Demo for the Wells Lab prepared by McKenna Farmer, July 2023
This repo contains data and scripts for introducing 16S rRNA amplicon sequence analysis to the Wells Lab. Throughout this demo, I refer to the data processing steps interchangeably as a "workflow" or "pipeline". This is meant to convey that the analysis is performed in multiple steps, with inputs and outputs feeding into subsequent steps.

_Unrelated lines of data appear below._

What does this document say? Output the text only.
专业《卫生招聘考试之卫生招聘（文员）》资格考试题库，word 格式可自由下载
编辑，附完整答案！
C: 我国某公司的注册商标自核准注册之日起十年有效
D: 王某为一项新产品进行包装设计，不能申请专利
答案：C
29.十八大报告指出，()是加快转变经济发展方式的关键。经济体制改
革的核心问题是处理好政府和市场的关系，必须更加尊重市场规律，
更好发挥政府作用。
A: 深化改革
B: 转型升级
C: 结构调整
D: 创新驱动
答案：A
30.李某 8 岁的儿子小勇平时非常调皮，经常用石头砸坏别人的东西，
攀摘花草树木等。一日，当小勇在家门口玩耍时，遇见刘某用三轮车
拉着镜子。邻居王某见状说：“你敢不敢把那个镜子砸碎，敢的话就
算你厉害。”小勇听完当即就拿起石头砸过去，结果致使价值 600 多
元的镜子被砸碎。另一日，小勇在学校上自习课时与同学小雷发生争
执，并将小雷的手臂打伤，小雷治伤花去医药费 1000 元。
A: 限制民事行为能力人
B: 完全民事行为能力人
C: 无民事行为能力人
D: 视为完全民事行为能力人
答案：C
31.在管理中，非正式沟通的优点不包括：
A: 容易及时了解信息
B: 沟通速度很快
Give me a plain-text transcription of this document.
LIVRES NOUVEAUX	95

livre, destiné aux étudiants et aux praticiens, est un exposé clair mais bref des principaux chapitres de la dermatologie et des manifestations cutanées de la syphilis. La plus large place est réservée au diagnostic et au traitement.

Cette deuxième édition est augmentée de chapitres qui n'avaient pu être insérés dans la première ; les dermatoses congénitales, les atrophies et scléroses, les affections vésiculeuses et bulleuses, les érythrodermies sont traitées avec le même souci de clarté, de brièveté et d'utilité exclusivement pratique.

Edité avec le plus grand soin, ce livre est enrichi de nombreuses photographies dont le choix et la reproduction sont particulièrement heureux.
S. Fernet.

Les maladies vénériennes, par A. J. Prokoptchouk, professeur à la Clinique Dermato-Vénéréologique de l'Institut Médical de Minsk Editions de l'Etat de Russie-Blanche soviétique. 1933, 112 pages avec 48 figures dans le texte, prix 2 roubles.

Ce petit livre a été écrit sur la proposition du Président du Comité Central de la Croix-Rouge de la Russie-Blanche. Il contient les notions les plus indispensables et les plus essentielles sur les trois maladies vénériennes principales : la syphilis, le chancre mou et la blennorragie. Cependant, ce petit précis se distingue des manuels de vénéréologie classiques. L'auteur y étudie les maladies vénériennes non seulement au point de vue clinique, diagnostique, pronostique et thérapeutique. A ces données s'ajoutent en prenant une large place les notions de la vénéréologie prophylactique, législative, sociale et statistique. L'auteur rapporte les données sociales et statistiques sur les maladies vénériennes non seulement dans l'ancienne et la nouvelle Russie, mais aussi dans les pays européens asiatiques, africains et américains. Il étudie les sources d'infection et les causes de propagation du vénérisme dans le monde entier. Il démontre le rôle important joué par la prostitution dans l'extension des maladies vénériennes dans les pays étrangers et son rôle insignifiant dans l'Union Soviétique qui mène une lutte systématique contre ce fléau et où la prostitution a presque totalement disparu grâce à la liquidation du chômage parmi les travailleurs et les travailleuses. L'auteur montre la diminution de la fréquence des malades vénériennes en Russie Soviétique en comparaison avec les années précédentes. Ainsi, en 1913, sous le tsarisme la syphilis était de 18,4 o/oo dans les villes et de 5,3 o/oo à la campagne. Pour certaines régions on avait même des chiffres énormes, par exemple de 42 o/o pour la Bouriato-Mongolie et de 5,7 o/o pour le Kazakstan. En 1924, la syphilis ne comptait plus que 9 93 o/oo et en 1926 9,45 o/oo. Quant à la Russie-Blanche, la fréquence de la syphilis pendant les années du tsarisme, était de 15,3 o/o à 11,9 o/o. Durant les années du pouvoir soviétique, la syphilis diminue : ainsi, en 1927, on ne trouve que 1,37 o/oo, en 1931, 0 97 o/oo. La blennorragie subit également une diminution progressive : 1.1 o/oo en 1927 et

This demo will cover data processing and simple analysis examples of a wastewater microbiome. The concepts and workflow used here can apply to other study systems.
- Pre work
- QIIME overview and getting set up
- Import data
- Trim reads
- Make amplicon sequence variants
- Classify taxonomy
- Make phylogenetic tree
- Preparing for data analysis
- Example analysis
- Submitting to SRA
Prior to starting this tutorial, you should set up your computer with some key programs to access computing resources and files. I recommend the following:
- A command line terminal to interact with Quest (SSH client)
- Windows: install PuTTY
- Mac: use Terminal, which comes preinstalled
- A code editor
- Install Visual Studio Code (VSCode) for Windows and Mac
- A file explorer (FTP client)
We will be using the command line version of QIIME to process our data and will be using bash submission scripts to run each step. You can run some steps in an interactive job because they run relatively quickly, but for the purposes of this demo, we will only be using bash scripts so you have copies of your code.
In this tutorial, I provided you with curated sequencing data from a past sequencing project. Feel free to look for datasets you find in literature or through collaborations to practice the pipeline. If you do this, be sure to have the raw reads in the fastq.gz format and find the associated metadata so you can perform the data analysis portion.